What happened to the Predators team that looked so dominant for most of the regular season?

Some will argue that Poile's late-season additions changed chemistry.

"I think we had a great group in here, just as good as we've had in the past," Weber said, disagreeing with that notion. "It definitely wasn't the case [of the additions hurting the team]. We didn't accomplish what we thought we could have. It's due in part to a great team in Phoenix, and don't discredit them at all. They deserve to be going on and they're going to do well."

It's always easy to be an arm-chair quarterback after the fact. Let me ask you this: Had Poile not added any bodies to his contending roster, would he not have been hammered for not doing anything to help put his team over the top?

"I don't regret anything," Poile said. "First of all, it was fun. To a man, we all felt we had a legitimate chance to compete with anyone. It was an exciting time, from the trading deadline on, with the additions that we made. It's what you're supposed to do. You're supposed to try and compete. In previous years, we weren't able to do that either because our club wasn't good enough or our ownership wasn't in a position to allow us to do that. Like I said, I don't regret anything. It's a real good sign of where our ownership is and where our franchise is an the ability that we'll have going forward to continue to do things."

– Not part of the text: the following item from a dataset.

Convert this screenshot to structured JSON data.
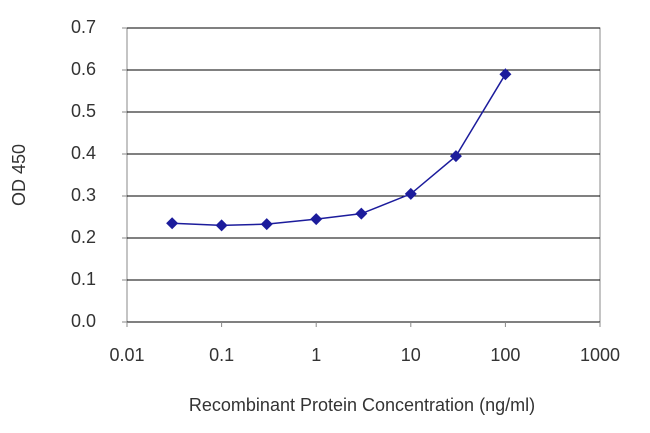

Hal Gill was solid after coming over from Montreal, a good leader in the room and an excellent shot blocker and penalty killer. Paul Gaustad was decent in a fourth-line role, winning his share of faceoffs, but hardly worth a first-rounder. Andrei Kostitsyn showed a lot of promise early on, as did Radulov after coming over from Russia in March.

But whether anyone will ever admit it or not, Radulov and Kostitsyn never really fit in, on or off the ice. They showed horrible judgment in breaking a team curfew on the eve of Game 2, even if they were not drinking, as they claim.

That mini soap opera was a distraction to the Predators. It may be that the Coyotes would have won this series anyway, but that certainly exacerbated things.

Radulov becomes a restricted free agent July 1, while Kostitsyn will be unrestricted. I highly doubt either player will be back in a Predators uniform next season.

The real concern for Predators fans is the future of the star-studded, blue-line tandem of Suter and Weber. Neither player, understandably, were in the mood Monday night to think about their futures.

"I have no idea," Weber said. "Right now is really not the time to think about it. This is all going to sink in. It's still weird. Coming to the rink tomorrow, we're not going to be coming to play. We're done. Let's let this settle in."

As a UFA, Suter can call his own shots. As an RFA, the captain Weber has less leverage. But if Suter leaves town, there's always the possibility Weber decides not to sign a long-term extension, which would force the Predators' hand. Trade him this summer when his value is still high, or let him walk out the door a year from now when he's an UFA?

A tough summer is ahead.

"We'll have to see," Poile said. "There's certain things that the club has rights to under the CBA and there's certain things that we don't. It's a free world for some players. We have to hope and believe that what we've done this year and the growth of our franchise, whether it's a player like Suter who's an unrestricted free agent, that he sees that commitment and he wants to play with us and play for us. That he wants to play with Shea Weber as his partner and Shea wants to play [for the Predators] in the future. That's why we signed Pekka Rinne and that's why we've been trying to sign these guys. We're going to have to see what we can do."

Big decisions loom in Nashville. And a bit too soon for the Predators' liking.